The show originated in Gennevilliers [pictured], a suburb of Paris where Rambert is the artistic director for Théâtre de Gennevilliers. For each run, the setting and focus may change, but economics always is the central theme. In Los Angeles, the performance took place in Pershing Square downtown, where homeless populations typically gather. In Cairo, Rambert selected a spot near Tahrir Square, where Egyptians took to the streets to protest — and ultimately overthrow — their government in recent years.
Rambert always allows local organizers to decide whom they’d like to focus on, and Duarte says City of Asylum’s feeling was: Why not choose a community whose voice is not always heard, especially in the arts?
“[Issues such as] employment, health care, transportation — they’re not easy for all of us, but when it comes to people with disabilities, it becomes really harder," she says.

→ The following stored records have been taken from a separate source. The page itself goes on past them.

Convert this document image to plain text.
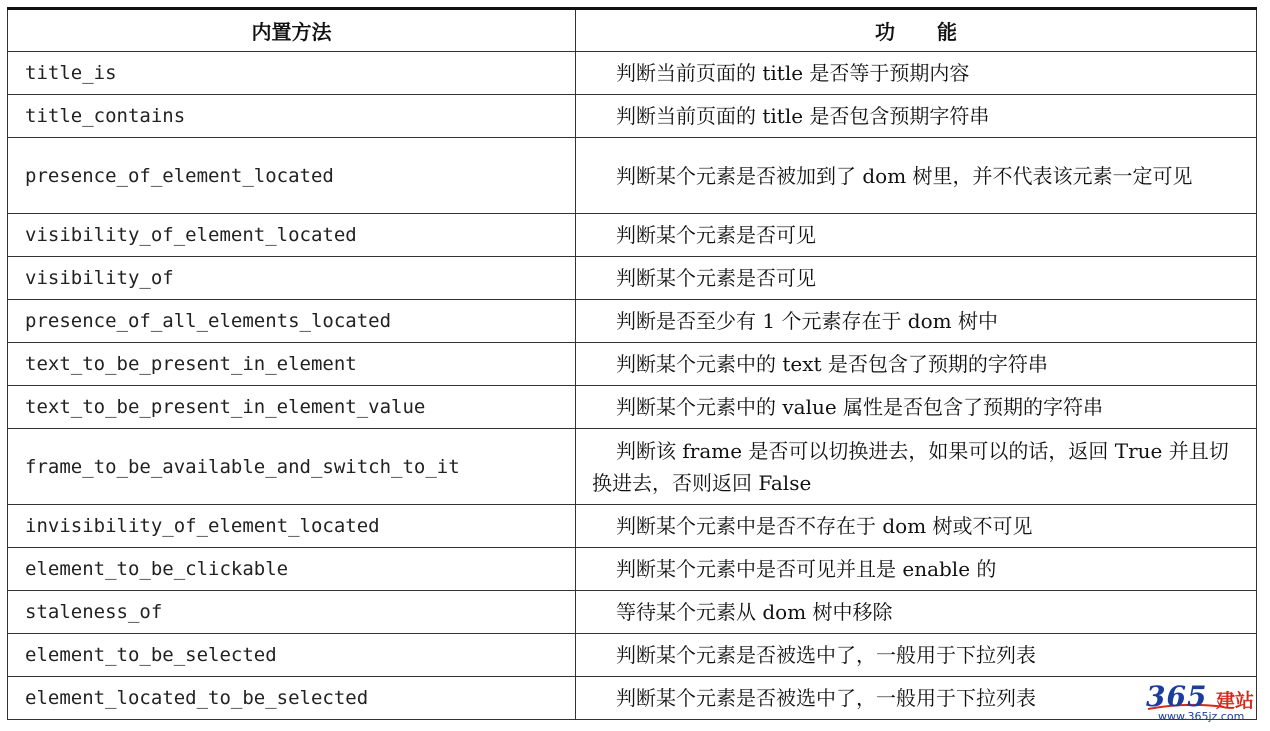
内置方法	功能
title_is	判断当前页面的 title 是否等于预期内容
title_contains	判断当前页面的 title 是否包含预期字符串
presence_of_element_located	判断某个元素是否被加到了 dom 树里，并不代表该元素一定可见
visibility_of_element_located	判断某个元素是否可见
visibility_of	判断某个元素是否可见
presence_of_all_elements_located	判断是否至少有 1 个元素存在于 dom 树中
text_to_be_present_in_element	判断某个元素中的 text 是否包含了预期的字符串
text_to_be_present_in_element_value	判断某个元素中的 value 属性是否包含了预期的字符串
frame_to_be_available_and_switch_to_it	判断该 frame 是否可以切换进去，如果可以的话，返回 True 并且切换进去，否则返回 False
invisibility_of_element_located	判断某个元素中是否不存在于 dom 树或不可见
element_to_be_clickable	判断某个元素中是否可见并且是 enable 的
staleness_of	等待某个元素从 dom 树中移除
element_to_be_selected	判断某个元素是否被选中了，一般用于下拉列表
element_located_to_be_selected	判断某个元素是否被选中了，一般用于下拉列表	365 建站
www.365jz.com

They reached out to a number of organizations across the city and received responses from people with a wide variety of disabilities and backgrounds, people with varying levels of mobility, people from the blind and deaf communities and people with mental-health issues and cognitive/intellectual disabilities.
Fifteen people with physical, sensory or mental disabilities have volunteered to participate in the show, as have about 20 caregivers or family members of someone with disabilities. Members of the Bach Choir of Pittsburgh will sing.
Participants include Josie Badger, a former Ms. Wheelchair America and a Pittsburgh Magazine 40 Under 40 honoree in 2014; Spencer Dennis, a 12-year-old with a rare genetic condition, and his mother, Cheryl, who runs a local support group called Amazing Parents for families and caregivers of children with disabilities; and Sara Pyszka of Bethel Park.
Pyszka, 29, who authored “Dancing Daisies,” a fictional work loosely based on her struggle with cerebral palsy, says she wanted to participate because the project involved writing. Rambert first asks the participants to write about economic issues in their lives. Later, he and a choreographer help them to translate those words into movement.
Pyszka says she hopes people watching the show will come away with the idea that “people with disabilities are just people.”
Her other wish is that the show will “make people realize people with disabilities struggle with the economy,” she says.
During this month and next, Rambert will serve as an artist-in-residence at City of Asylum. He’ll hold workshops with performers for two weeks prior to the show’s run on June 5 and 6.
“I’m very excited to come to Pittsburgh,” he says, “and I’m very excited to start work with the people and meet them and find ways to make them jump into the project.”